I've only used 2 live plants before but never cared for them.
So obviously they died.
But now that I'm older and more responsible for my tanks,
I dont think keeping them alive will be a problem.
When do I need to start using fertilizers and CO2?


----------



## Revolution1221 (Apr 20, 2010)

my advise would be go bigger your so limited in a 10 gallon and so many plants are to tall for a 10 gallon try a 20 high or 29 you will be much happier in the long run. i did a live planted tank with just neons and otto cats and shrimp i really liked it but i didn't have time to keep up with it so i sold it to a friend but it was a 10 gallon and i think if i would have went bigger i may have kept it. look at some of takashi amanos tanks just do a google search u will get some good ideas of ways to design it. know the plants your getting and lighting requirements before you jump into it like i did stupidly. if your going to do it do it right is the best advise i can give u. plant keeping is a whole different level of the aqaurium hobby.


----------



## jrmasterbreeder (Feb 12, 2008)

I've been doing a crazy amount of research.
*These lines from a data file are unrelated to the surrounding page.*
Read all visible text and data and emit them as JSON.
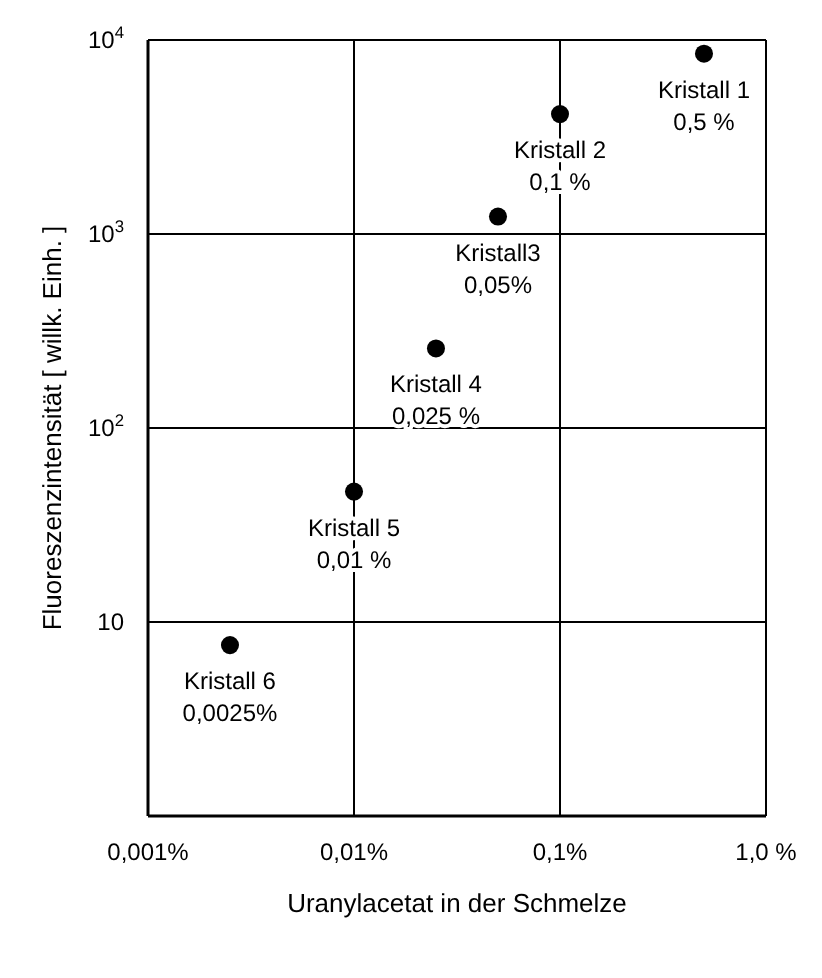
{
  "chart_data": {
    "type": "scatter",
    "xlabel": "Uranylacetat in der Schmelze",
    "ylabel": "Fluoreszenzintensität [ willk. Einh. ]",
    "log": "xy",
    "xlim": [
      0.001,
      1
    ],
    "xticks": [
      {
        "value": 0.001,
        "label": "0,001%"
      },
      {
        "value": 0.01,
        "label": "0,01%"
      },
      {
        "value": 0.1,
        "label": "0,1%"
      },
      {
        "value": 1,
        "label": "1,0 %"
      }
    ],
    "ylim": [
      1,
      10000
    ],
    "yticks": [
      {
        "value": 1,
        "label": null
      },
      {
        "value": 10,
        "label": "10"
      },
      {
        "value": 100,
        "label": "10$^{2}$"
      },
      {
        "value": 1000,
        "label": "10$^{3}$"
      },
      {
        "value": 10000,
        "label": "10$^{4}$"
      }
    ],
    "grid": true,
    "marker": "circle",
    "series": [
      {
        "color": "#000000",
        "x": [
          0.5,
          0.1,
          0.05,
          0.025,
          0.01,
          0.0025
        ],
        "values": [
          8500,
          4150,
          1230,
          257,
          47,
          7.6
        ]
      }
    ],
    "annotations": [
      {
        "text": "Kristall 1\n0,5 %",
        "x": 0.5,
        "y": 8500
      },
      {
        "text": "Kristall 2\n0,1 %",
        "x": 0.1,
        "y": 4150
      },
      {
        "text": "Kristall3\n0,05%",
        "x": 0.05,
        "y": 1230
      },
      {
        "text": "Kristall 4\n0,025 %",
        "x": 0.025,
        "y": 257
      },
      {
        "text": "Kristall 5\n0,01 %",
        "x": 0.01,
        "y": 47
      },
      {
        "text": "Kristall 6\n0,0025%",
        "x": 0.0025,
        "y": 7.6
      }
    ]
  }
}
My 10 G is my only option.
My 29 gallon is stocked with Cichlids. hahaha.
Thats for sure a no go.
I'll start slow with the 10 G and start working with it more as things establish.


----------



## jrmasterbreeder (Feb 12, 2008)

Oh, and the "Black Tipped Tetras," are actually Serpae (Blood) Tetras.
Mine are really pretty though. haha


----------



## lohachata (Jan 27, 2006)

hmmmmmm...just goes to show you how much i am really clueless about...i have never heard of "blood" tetras..especially with serpaes being called blood tetras..
i wonder what shop dreamed up that name..


----------



## jrmasterbreeder (Feb 12, 2008)

I'm not sure either...
But they are called both.
In petsmart, they are called a Red Minor Tetra.. or something. haha


----------